A questo punto, con la terapia genica viene immesso il codice genetico nell'occhio del paziente per istruire le cellule umane su come devono fabbricare la proteina all'interno di un virus modificato che non è nocivo per l'uomo. Con un'iniezione, il virus entra nelle cellule della retina e dopo qualche settimana le cellule iniziano a produrre la proteina fotosensibile. In questo meccanismo, fondamentale l'uso di un paio di occhiali ad hoc costruiti per ricevere il segnale inviato dalla retina.

«Gli occhiali hanno una camera nel mezzo che cattura la luce. Ogni pixel rileva una variazione nella luce e la converte in un segnale. Il segnale è mandato a un proiettore che è davanti agli occhi e li inonda con una luce che è nella giusta lunghezza d'onda per stimolare la proteina. Che così si attiva e fa sì che i segnali raccolti dalla retina vengano trasmessi al cervello. In modo che il paziente possa tornare a vedere», spiega lo scienziato. A quel punto, il paziente deve "allenarsi" a riconosce le immagini, in molti casi nuove dopo un periodo di cecità anche superiore a 20 anni.

Cosa si riesce a vedere

Oggetti chiari e scuri, strisce pedonali: dopo circa 10 mesi i pazienti sottoposti a questa terapia riescono a distinguere queste tipologie di cose. «Trovano entusiasmante sapere che i loro occhi sono ancora vivi e capaci di funzionare, anche se la visione non è perfetta», sottolinea l'oftalmologo francese. Il passo successivo, adesso, sarà ridare la nitidezza per cogliere le espressioni nei volti delle persone amate. «Questa è la cosa più importante anche per noi ed è l'obiettivo su cui continuiamo a lavorare».

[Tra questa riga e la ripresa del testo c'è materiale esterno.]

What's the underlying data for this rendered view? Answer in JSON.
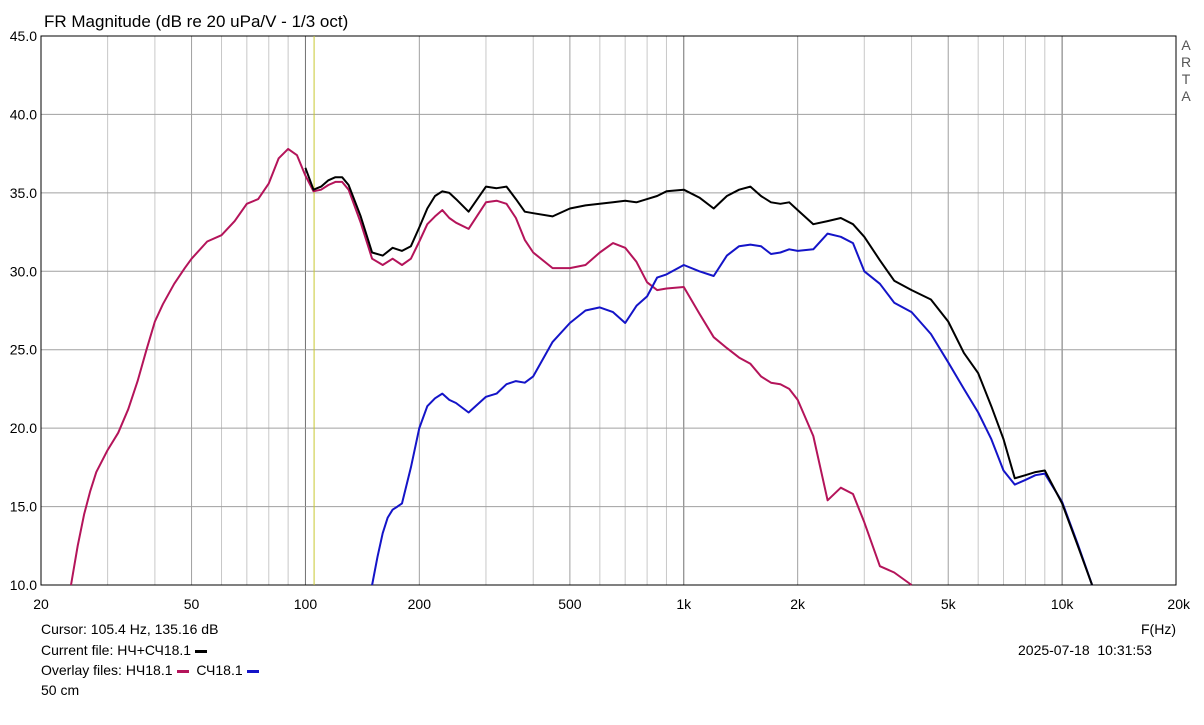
{
  "chart_data": {
    "type": "line",
    "title": "FR Magnitude (dB re 20 uPa/V - 1/3 oct)",
    "xlabel": "F(Hz)",
    "x_scale": "log",
    "xlim": [
      20,
      20000
    ],
    "ylim": [
      10,
      45
    ],
    "grid": true,
    "x_ticks": [
      20,
      50,
      100,
      200,
      500,
      1000,
      2000,
      5000,
      10000,
      20000
    ],
    "x_tick_labels": [
      "20",
      "50",
      "100",
      "200",
      "500",
      "1k",
      "2k",
      "5k",
      "10k",
      "20k"
    ],
    "y_ticks": [
      10,
      15,
      20,
      25,
      30,
      35,
      40,
      45
    ],
    "y_tick_labels": [
      "10.0",
      "15.0",
      "20.0",
      "25.0",
      "30.0",
      "35.0",
      "40.0",
      "45.0"
    ],
    "watermark": "ARTA",
    "cursor_x": 105.4,
    "series": [
      {
        "name": "НЧ+СЧ18.1",
        "color": "#000000",
        "x": [
          100,
          105,
          110,
          115,
          120,
          125,
          130,
          140,
          150,
          160,
          170,
          180,
          190,
          200,
          210,
          220,
          230,
          240,
          250,
          270,
          300,
          320,
          340,
          360,
          380,
          400,
          450,
          500,
          550,
          600,
          650,
          700,
          750,
          800,
          850,
          900,
          1000,
          1100,
          1200,
          1300,
          1400,
          1500,
          1600,
          1700,
          1800,
          1900,
          2000,
          2200,
          2400,
          2600,
          2800,
          3000,
          3300,
          3600,
          4000,
          4500,
          5000,
          5500,
          6000,
          6500,
          7000,
          7500,
          8000,
          8500,
          9000,
          10000,
          11000,
          12000
        ],
        "values": [
          36.6,
          35.2,
          35.4,
          35.8,
          36.0,
          36.0,
          35.5,
          33.5,
          31.2,
          31.0,
          31.5,
          31.3,
          31.6,
          32.8,
          34.0,
          34.8,
          35.1,
          35.0,
          34.6,
          33.8,
          35.4,
          35.3,
          35.4,
          34.6,
          33.8,
          33.7,
          33.5,
          34.0,
          34.2,
          34.3,
          34.4,
          34.5,
          34.4,
          34.6,
          34.8,
          35.1,
          35.2,
          34.7,
          34.0,
          34.8,
          35.2,
          35.4,
          34.8,
          34.4,
          34.3,
          34.4,
          33.9,
          33.0,
          33.2,
          33.4,
          33.0,
          32.2,
          30.7,
          29.4,
          28.8,
          28.2,
          26.8,
          24.8,
          23.5,
          21.4,
          19.3,
          16.8,
          17.0,
          17.2,
          17.3,
          15.2,
          12.5,
          10.0
        ]
      },
      {
        "name": "НЧ18.1",
        "color": "#b4145a",
        "x": [
          24,
          25,
          26,
          27,
          28,
          30,
          32,
          34,
          36,
          38,
          40,
          42,
          45,
          48,
          50,
          55,
          60,
          65,
          70,
          75,
          80,
          85,
          90,
          95,
          100,
          105,
          110,
          115,
          120,
          125,
          130,
          140,
          150,
          160,
          170,
          180,
          190,
          200,
          210,
          220,
          230,
          240,
          250,
          270,
          300,
          320,
          340,
          360,
          380,
          400,
          450,
          500,
          550,
          600,
          650,
          700,
          750,
          800,
          850,
          900,
          1000,
          1100,
          1200,
          1300,
          1400,
          1500,
          1600,
          1700,
          1800,
          1900,
          2000,
          2200,
          2400,
          2600,
          2800,
          3000,
          3300,
          3600,
          4000
        ],
        "values": [
          10.0,
          12.5,
          14.5,
          16.0,
          17.2,
          18.6,
          19.7,
          21.2,
          23.0,
          25.0,
          26.8,
          27.9,
          29.2,
          30.2,
          30.8,
          31.9,
          32.3,
          33.2,
          34.3,
          34.6,
          35.6,
          37.2,
          37.8,
          37.4,
          36.1,
          35.1,
          35.2,
          35.5,
          35.7,
          35.7,
          35.2,
          33.1,
          30.8,
          30.4,
          30.8,
          30.4,
          30.8,
          31.9,
          33.0,
          33.5,
          33.9,
          33.4,
          33.1,
          32.7,
          34.4,
          34.5,
          34.3,
          33.4,
          32.0,
          31.2,
          30.2,
          30.2,
          30.4,
          31.2,
          31.8,
          31.5,
          30.6,
          29.3,
          28.8,
          28.9,
          29.0,
          27.3,
          25.8,
          25.1,
          24.5,
          24.1,
          23.3,
          22.9,
          22.8,
          22.5,
          21.8,
          19.5,
          15.4,
          16.2,
          15.8,
          14.0,
          11.2,
          10.8,
          10.0
        ]
      },
      {
        "name": "СЧ18.1",
        "color": "#1414c8",
        "x": [
          150,
          155,
          160,
          165,
          170,
          175,
          180,
          190,
          200,
          210,
          220,
          230,
          240,
          250,
          270,
          300,
          320,
          340,
          360,
          380,
          400,
          450,
          500,
          550,
          600,
          650,
          700,
          750,
          800,
          850,
          900,
          1000,
          1100,
          1200,
          1300,
          1400,
          1500,
          1600,
          1700,
          1800,
          1900,
          2000,
          2200,
          2400,
          2600,
          2800,
          3000,
          3300,
          3600,
          4000,
          4500,
          5000,
          5500,
          6000,
          6500,
          7000,
          7500,
          8000,
          8500,
          9000,
          10000,
          11000,
          12000
        ],
        "values": [
          10.0,
          11.8,
          13.3,
          14.3,
          14.8,
          15.0,
          15.2,
          17.5,
          20.0,
          21.4,
          21.9,
          22.2,
          21.8,
          21.6,
          21.0,
          22.0,
          22.2,
          22.8,
          23.0,
          22.9,
          23.3,
          25.5,
          26.7,
          27.5,
          27.7,
          27.4,
          26.7,
          27.8,
          28.4,
          29.6,
          29.8,
          30.4,
          30.0,
          29.7,
          31.0,
          31.6,
          31.7,
          31.6,
          31.1,
          31.2,
          31.4,
          31.3,
          31.4,
          32.4,
          32.2,
          31.8,
          30.0,
          29.2,
          28.0,
          27.4,
          26.0,
          24.2,
          22.5,
          21.0,
          19.3,
          17.3,
          16.4,
          16.7,
          17.0,
          17.1,
          15.3,
          12.6,
          10.0
        ]
      }
    ]
  },
  "info": {
    "cursor_text": "Cursor: 105.4 Hz, 135.16 dB",
    "current_label": "Current file: НЧ+СЧ18.1",
    "overlay_label": "Overlay files:",
    "overlay_1": "НЧ18.1",
    "overlay_2": "СЧ18.1",
    "distance": "50 cm",
    "datetime": "2025-07-18  10:31:53"
  },
  "colors": {
    "grid": "#a0a0a0",
    "cursor": "#c8c832",
    "background": "#ffffff"
  }
}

La questione fondamentale è che si può continuare ad affinare la tecnica grazie agli occhiali speciali, arrivati ormai alla terza generazione, che consentono di migliorare la vista ai pazienti già trattati con la proteina. I pazienti che si possono sottoporre a questo trattamento sono soprattutto coloro affetti dalla retinite pigmentosa. «Potenzialmente la nostra soluzione potrebbe applicarsi a tutti i pazienti che hanno un nervo ottico funzionante, vale a dire pazienti che hanno una connessione ancora funzionante tra l'occhio e il cervello. Il nostro approccio si potrebbe applicare anche ad altre malattie degli occhi, in futuro, purché la connessione tra l'occhio e il cervello non sia compromessa», afferma lo scienziato.

Situazione diversa, purtroppo, per chi ha avuto un incidente e il cui nervo ottivo è stato reciso o nel caso di un glaucoma in uno stadio molto avanzato: in quei casi, il nuovo sistema non darebbe i

risultati sperati. La ricerca, però, sta mettendo a punto approcci diretti per stimolare il cervello con delle protesi o con l'optogenetica: sono queste le nuove frontiere per ridare la vista a chi l'ha persa.